Los socialistas franceses se inclinan, por esto, a una reconstitución más o menos adaptada a las circunstancias, de la fórmula radical-socialista. León Blum rehusaba en 1925 y 26 la participación de los socialistas en el gobierno, en espera, según él, de que les llegara la oportunidad de asumirlo íntegramente por su cuenta. Esta política apresuró el regreso de Poincaré y el restablecimiento de la unión nacional, con el programa de revalorización del franco. Mas la oportunidad aguardada, con tanta certidumbre, por León Blum, no parece haber llegado todavía. Los socialistas no podrían hacer en el poder sino una de estas dos políticas: o una política revolucionaria, sostenida por todas las fuerzas del proletariado, que conduciría inevitablemente a la guerra social, o una política conservadora, de concesiones incesantes a los intereses y la opinión burgueses, como la practicada por los laboristas ingleses durante el experimento Mac Donald. En el segundo caso, un ministerio socialista duraría menos aún que el primer ministerio Herriot después de las elecciones victoriosas del 1º de mayo. En el primer caso, salvo la acción de jefes superiores, con dotes excepcionales de comando, los socialistas serían finalmente desalojados del poder por los comunistas.
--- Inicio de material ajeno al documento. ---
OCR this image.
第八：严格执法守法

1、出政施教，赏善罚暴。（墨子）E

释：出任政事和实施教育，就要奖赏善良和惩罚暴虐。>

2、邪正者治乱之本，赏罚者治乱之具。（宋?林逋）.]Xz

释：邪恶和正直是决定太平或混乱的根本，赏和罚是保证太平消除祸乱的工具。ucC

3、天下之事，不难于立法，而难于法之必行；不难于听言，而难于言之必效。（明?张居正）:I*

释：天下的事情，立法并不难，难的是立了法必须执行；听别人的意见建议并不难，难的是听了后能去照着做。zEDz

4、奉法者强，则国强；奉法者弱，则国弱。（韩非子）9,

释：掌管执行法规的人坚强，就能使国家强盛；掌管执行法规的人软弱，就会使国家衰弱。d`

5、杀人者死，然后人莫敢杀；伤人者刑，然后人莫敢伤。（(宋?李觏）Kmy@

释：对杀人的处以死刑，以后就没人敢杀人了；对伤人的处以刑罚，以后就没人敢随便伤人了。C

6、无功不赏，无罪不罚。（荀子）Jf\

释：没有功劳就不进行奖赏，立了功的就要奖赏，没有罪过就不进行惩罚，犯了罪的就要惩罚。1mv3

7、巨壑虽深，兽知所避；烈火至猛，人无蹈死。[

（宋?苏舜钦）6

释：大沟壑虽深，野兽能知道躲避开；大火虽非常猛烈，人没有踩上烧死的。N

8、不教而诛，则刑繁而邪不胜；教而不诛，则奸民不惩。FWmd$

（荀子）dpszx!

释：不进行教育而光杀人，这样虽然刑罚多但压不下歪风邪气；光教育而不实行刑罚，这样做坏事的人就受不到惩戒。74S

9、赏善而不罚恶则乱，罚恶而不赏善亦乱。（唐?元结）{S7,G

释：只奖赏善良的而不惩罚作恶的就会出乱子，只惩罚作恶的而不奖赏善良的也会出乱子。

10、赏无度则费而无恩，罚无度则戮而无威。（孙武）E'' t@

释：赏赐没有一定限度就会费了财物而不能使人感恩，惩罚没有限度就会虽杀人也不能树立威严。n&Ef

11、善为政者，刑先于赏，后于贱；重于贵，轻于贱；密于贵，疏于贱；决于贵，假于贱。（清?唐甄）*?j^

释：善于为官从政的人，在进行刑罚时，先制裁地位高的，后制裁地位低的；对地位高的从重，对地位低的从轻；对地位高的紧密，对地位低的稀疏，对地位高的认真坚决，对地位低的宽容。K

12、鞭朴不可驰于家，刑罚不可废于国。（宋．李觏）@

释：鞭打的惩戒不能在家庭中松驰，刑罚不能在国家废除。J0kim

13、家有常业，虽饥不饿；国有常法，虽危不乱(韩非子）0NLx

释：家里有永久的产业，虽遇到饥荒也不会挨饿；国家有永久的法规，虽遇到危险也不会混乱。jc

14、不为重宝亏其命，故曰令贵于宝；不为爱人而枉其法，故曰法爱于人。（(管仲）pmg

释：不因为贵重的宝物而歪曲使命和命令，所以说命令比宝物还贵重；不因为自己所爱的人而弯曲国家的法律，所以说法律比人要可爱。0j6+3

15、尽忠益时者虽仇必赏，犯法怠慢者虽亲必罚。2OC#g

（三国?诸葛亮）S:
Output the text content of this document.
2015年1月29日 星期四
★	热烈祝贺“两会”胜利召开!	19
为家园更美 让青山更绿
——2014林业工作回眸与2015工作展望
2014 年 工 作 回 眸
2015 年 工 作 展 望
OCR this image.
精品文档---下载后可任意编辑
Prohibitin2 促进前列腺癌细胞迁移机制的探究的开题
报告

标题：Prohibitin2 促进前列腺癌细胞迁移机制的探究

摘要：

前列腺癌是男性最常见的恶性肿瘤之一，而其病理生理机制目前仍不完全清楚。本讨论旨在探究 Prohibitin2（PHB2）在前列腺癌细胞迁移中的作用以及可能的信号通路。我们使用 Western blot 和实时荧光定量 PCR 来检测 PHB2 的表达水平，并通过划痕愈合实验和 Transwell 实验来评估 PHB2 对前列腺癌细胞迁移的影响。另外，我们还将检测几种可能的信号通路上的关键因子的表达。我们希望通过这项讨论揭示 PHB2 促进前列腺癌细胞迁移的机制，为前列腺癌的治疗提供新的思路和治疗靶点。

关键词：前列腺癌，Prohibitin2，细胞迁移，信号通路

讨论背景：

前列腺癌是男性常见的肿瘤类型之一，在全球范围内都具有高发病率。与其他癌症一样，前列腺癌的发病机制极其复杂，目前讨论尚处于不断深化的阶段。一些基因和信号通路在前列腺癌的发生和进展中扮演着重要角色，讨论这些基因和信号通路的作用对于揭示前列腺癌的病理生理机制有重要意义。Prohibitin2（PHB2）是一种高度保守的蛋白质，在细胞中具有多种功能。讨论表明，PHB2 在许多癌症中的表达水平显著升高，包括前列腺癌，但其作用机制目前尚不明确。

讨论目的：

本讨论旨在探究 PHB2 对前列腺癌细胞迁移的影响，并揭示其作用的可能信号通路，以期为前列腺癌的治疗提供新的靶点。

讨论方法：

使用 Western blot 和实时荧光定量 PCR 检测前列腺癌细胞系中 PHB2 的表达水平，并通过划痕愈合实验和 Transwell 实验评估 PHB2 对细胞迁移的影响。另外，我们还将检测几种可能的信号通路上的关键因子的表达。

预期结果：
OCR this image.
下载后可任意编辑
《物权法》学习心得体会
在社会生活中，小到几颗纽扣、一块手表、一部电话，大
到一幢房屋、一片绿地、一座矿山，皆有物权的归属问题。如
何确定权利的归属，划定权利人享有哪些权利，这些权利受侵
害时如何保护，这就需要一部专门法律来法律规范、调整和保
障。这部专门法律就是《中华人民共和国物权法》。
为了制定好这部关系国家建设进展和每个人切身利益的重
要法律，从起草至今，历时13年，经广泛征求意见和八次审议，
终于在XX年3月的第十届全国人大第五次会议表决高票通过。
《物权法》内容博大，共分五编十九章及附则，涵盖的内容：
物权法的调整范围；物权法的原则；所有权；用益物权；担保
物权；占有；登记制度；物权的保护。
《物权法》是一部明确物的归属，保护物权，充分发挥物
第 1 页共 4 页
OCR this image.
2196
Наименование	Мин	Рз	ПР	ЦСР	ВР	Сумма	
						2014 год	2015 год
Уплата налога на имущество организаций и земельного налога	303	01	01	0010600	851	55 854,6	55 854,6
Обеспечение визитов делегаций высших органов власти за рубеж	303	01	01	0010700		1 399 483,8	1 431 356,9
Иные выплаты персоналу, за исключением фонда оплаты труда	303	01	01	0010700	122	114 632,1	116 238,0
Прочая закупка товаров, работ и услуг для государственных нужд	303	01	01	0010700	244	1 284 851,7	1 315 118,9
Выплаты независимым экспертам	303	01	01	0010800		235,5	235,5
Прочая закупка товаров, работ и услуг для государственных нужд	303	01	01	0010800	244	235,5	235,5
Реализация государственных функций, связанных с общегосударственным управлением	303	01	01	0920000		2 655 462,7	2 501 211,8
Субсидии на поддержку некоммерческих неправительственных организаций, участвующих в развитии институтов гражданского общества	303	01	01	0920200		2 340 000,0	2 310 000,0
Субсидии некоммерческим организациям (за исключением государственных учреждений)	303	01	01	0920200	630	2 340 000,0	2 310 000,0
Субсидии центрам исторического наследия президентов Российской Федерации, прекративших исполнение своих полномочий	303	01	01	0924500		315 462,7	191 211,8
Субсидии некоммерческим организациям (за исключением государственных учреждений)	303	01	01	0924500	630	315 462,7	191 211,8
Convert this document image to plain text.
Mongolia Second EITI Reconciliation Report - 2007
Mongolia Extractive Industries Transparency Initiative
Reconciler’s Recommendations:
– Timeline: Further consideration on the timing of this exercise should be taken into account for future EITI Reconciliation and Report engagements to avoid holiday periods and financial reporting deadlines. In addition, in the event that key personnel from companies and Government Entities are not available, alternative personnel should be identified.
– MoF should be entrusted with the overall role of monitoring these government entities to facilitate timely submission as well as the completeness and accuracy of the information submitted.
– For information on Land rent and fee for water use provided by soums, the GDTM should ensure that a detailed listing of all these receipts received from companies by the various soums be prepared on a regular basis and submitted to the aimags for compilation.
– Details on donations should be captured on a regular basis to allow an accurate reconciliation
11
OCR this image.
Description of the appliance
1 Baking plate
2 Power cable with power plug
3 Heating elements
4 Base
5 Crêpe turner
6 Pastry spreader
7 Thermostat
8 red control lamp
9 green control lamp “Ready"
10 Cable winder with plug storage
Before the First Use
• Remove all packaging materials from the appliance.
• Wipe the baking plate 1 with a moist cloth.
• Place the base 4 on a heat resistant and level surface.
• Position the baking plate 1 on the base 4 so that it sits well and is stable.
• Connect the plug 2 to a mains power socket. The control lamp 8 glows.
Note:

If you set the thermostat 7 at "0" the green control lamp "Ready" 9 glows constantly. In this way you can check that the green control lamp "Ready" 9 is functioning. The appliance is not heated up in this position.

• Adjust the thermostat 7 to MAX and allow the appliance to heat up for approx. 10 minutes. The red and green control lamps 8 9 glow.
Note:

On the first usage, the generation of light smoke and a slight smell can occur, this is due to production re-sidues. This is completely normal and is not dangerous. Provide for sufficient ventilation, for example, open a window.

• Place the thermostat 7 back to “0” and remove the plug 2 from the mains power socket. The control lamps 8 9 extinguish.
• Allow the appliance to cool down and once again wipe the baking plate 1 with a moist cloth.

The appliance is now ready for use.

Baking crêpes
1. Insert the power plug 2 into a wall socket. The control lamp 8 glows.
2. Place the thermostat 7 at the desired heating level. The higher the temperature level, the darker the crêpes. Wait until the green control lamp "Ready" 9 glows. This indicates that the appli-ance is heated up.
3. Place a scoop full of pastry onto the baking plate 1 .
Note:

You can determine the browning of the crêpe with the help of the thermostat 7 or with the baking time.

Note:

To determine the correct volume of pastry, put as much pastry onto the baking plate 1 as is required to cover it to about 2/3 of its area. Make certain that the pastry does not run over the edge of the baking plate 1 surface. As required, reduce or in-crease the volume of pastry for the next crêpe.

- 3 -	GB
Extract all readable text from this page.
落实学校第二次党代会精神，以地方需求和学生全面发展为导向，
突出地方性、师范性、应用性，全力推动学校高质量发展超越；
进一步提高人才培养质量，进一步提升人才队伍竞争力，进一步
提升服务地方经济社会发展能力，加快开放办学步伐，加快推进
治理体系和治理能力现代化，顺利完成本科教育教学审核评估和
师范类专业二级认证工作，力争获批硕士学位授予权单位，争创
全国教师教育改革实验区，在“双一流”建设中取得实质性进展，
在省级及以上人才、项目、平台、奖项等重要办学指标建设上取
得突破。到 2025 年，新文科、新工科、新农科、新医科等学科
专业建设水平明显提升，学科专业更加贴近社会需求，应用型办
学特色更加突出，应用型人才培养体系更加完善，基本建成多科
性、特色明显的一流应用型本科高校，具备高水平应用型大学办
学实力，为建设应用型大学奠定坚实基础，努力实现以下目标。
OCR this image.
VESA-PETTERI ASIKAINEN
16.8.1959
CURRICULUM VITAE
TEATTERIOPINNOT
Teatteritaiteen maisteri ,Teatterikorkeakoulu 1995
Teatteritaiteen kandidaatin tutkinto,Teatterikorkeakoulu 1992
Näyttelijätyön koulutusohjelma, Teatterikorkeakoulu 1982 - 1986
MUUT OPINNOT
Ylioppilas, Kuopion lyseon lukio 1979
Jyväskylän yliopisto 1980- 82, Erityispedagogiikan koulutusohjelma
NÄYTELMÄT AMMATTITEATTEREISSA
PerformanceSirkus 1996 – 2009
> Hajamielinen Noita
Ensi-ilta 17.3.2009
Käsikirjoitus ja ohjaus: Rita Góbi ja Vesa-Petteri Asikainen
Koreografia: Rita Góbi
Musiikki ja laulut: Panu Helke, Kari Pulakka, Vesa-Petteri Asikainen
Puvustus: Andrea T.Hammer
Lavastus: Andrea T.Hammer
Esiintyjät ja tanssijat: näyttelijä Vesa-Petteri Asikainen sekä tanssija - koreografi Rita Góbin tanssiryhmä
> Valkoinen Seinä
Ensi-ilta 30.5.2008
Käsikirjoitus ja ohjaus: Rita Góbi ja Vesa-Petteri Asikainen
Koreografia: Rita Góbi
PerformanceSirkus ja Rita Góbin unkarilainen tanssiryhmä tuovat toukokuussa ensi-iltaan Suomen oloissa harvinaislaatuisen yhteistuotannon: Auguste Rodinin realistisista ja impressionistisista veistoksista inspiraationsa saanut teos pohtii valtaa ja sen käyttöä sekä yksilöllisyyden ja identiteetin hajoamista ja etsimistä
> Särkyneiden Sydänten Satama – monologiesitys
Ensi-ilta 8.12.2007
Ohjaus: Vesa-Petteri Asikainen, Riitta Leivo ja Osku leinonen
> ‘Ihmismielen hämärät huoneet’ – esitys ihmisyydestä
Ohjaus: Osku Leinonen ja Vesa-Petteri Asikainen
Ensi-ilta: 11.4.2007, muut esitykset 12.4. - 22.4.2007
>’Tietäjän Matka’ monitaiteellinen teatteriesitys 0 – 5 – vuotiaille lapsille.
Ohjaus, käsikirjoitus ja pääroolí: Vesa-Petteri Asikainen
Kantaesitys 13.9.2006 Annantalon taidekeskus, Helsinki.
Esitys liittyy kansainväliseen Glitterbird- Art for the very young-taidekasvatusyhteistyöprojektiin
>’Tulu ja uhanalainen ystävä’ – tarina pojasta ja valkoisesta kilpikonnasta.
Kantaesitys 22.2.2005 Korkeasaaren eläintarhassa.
El destino del partido socialista francés podía ser el de reemplazar al partido radical-socialista. Pero este proceso requiere tiempo. Los radicales socialistas, aunque pierdan súbitamente su ascendiente sobre las masas pequeño-burguesas de las ciudades, conservarán por algún tiempo, sus clientelas electorales de provincias. Tienen viejas raíces que los defienden de una rápida absorción, sea por parte de la izquierda socialista, sea por parte de la derecha plutocrática. Su función no ha terminado. Y, mientras le estabilización democrática no se encuentre seriamente amenazada, su chance electoral seguirá siendo considerable.